Before I left that afternoon, I asked if I could wash my hands. As always, the house was immaculate with fans humming in the windows to move the sweltering air around a bit. I reached for the dish soap on the counter, and Miss Magnolia exclaimed, “No! Wait!” She shuffled off to the back of the house and emerged with something small in her hands: something round and carefully wrapped in tissue paper. I watched as she carefully unveiled a bar of soap. “I save this for special,” she told me. I’d just told her that her little dog was going to die, yet I was worthy of “special.” Miss Magnolia joined her beloved pet not too much later. I think of her often. She gifted me with renewed gratitude for the abundance of simple things in my life like soap.
MJ Vaskorlis and Michelle Semken, co-owners of Pet Bath and Beyond (Camp Hill, PA) and their staff are wonderful examples of the giving spirit that resides in the hearts of so many pet groomers. “We felt from the moment we opened that we needed to give back to rescues and the community we live in. We want that when people hear the shop name, they don’t just think it’s a great grooming shop. We want them to know that our devotion goes beyond the care of their pet. The girls at our shop are always ready at a moment’s notice to help when needed.” They groom homeless pets taken in by Castaway Critters (Elizabethtown, PA) and have been involved in grooming pets taken in during puppy mill seizures.

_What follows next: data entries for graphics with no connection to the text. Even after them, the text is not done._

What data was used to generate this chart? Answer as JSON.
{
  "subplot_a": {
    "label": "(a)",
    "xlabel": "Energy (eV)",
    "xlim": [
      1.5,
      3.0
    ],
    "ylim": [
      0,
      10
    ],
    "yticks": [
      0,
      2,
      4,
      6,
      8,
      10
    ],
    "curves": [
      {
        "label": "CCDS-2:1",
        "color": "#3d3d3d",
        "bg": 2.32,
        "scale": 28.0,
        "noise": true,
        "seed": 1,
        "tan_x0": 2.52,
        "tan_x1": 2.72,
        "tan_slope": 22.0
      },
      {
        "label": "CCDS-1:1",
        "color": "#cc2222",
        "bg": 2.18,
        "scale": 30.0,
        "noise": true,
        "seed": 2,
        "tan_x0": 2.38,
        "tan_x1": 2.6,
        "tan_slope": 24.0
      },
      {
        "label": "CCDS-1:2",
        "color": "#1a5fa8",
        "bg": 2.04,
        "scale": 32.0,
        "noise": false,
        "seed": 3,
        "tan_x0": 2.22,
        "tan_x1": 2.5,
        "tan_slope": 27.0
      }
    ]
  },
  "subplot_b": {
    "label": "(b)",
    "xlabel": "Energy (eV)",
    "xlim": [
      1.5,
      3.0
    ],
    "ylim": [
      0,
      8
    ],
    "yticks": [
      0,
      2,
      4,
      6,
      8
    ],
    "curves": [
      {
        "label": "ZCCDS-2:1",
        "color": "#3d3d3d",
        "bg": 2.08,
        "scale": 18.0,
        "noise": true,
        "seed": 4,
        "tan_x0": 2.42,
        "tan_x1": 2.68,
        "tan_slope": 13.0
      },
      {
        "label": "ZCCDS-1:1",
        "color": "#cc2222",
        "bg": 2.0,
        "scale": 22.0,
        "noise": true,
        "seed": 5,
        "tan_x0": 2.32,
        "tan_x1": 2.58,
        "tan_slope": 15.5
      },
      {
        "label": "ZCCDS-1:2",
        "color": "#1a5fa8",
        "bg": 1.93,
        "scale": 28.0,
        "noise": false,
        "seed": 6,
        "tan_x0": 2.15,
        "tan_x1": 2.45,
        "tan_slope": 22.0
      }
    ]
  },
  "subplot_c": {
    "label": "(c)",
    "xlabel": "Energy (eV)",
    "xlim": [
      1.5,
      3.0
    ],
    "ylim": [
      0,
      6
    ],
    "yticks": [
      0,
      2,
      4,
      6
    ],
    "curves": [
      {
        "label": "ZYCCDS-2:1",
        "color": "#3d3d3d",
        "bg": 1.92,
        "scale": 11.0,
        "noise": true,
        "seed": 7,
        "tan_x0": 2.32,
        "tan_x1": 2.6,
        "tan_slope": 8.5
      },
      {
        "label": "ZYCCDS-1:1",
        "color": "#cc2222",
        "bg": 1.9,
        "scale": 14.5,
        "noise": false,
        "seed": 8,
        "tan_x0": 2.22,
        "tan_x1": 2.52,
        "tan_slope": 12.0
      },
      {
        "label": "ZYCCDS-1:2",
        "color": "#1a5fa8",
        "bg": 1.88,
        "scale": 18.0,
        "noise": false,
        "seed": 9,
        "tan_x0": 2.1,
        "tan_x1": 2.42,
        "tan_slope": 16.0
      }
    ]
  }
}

They go above and beyond in other ways, too. “There is an organization called Ani Meals, which delivers pet food and serves to counties here. It is 100% staffed by volunteers and donations. It all came about when a woman named Theresa Fazzolari realized that when she delivered Meals on Wheels to people, much of the food was being fed to pets.” Fazzolari is a customer at Pet Bath and Beyond, and she mentioned to them that there was a need for grooming services to go to these homes.

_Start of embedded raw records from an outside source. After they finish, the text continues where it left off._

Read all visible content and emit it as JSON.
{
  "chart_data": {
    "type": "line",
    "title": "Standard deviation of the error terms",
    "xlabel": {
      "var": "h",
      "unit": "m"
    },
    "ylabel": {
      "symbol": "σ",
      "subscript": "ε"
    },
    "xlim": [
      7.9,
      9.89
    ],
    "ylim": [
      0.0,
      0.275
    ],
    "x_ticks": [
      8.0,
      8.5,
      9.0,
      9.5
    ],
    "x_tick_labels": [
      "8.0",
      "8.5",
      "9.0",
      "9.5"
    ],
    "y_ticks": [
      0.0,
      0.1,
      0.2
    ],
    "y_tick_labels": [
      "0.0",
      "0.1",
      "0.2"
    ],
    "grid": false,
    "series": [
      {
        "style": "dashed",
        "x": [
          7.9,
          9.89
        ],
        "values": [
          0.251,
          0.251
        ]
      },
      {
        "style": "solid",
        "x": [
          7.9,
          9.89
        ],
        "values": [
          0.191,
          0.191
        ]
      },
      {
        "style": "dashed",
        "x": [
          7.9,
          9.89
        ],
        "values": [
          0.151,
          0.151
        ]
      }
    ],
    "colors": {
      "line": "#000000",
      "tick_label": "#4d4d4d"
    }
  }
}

“Our wonderful groomer, Maria Stafford, has gone out dozens of times to groom cats and dogs for elderly shut ins.” Maria added, “It is a very rewarding feeling to be able to help those who cannot help themselves. A kiss on the cheek from one of those sweet babies is all I need to know that I am doing the right thing.” One woman that Maria regularly helped out is blind and 100 years old. She once “paid” Maria for her services with a container of opened ice cream.
Recently, a home in their area had a serious fire. The couple that resided there were cat breeders. The husband died in the blaze. Staff groomer LeeAnn Menut didn’t hesitate. She volunteered to groom all of those cats. “I feel blessed to have been given the skills at the right time to help with the cats rescued from the fire to ease the discomfort for all of them. The reward for me is knowing that I am able to surround myself with kind-hearted people. I knew as I watched those previously stressed out cats chasing the pom-poms on each other’s tails that leaving the stress of middle management in health care was the best decision I ever made. Helping 35 rescued cats helped to heal me as I was helping them. They gave me as much as I gave them.”
MJ and Michelle offer other assistance as necessary. “One of our customers had a much loved adopted dog that became ill. They took it to the University of Pennsylvania for a diagnosis, and it turned out that the dog had an inoperable lung tumor. The owners were terribly distressed. They wanted to bring the dog home and have it euthanized there, but they didn’t know how to make the arrangements for that. We were on the phone back and forth for hours, but we managed to find a veterinarian willing to provide that service for them. We set it all up so they could take care of their pet and get home safely, not worrying about the details.”
What we groomers give makes lives better for pets and people, too. And we enrich our own lives in ways that are often surprising. Because grooming matters!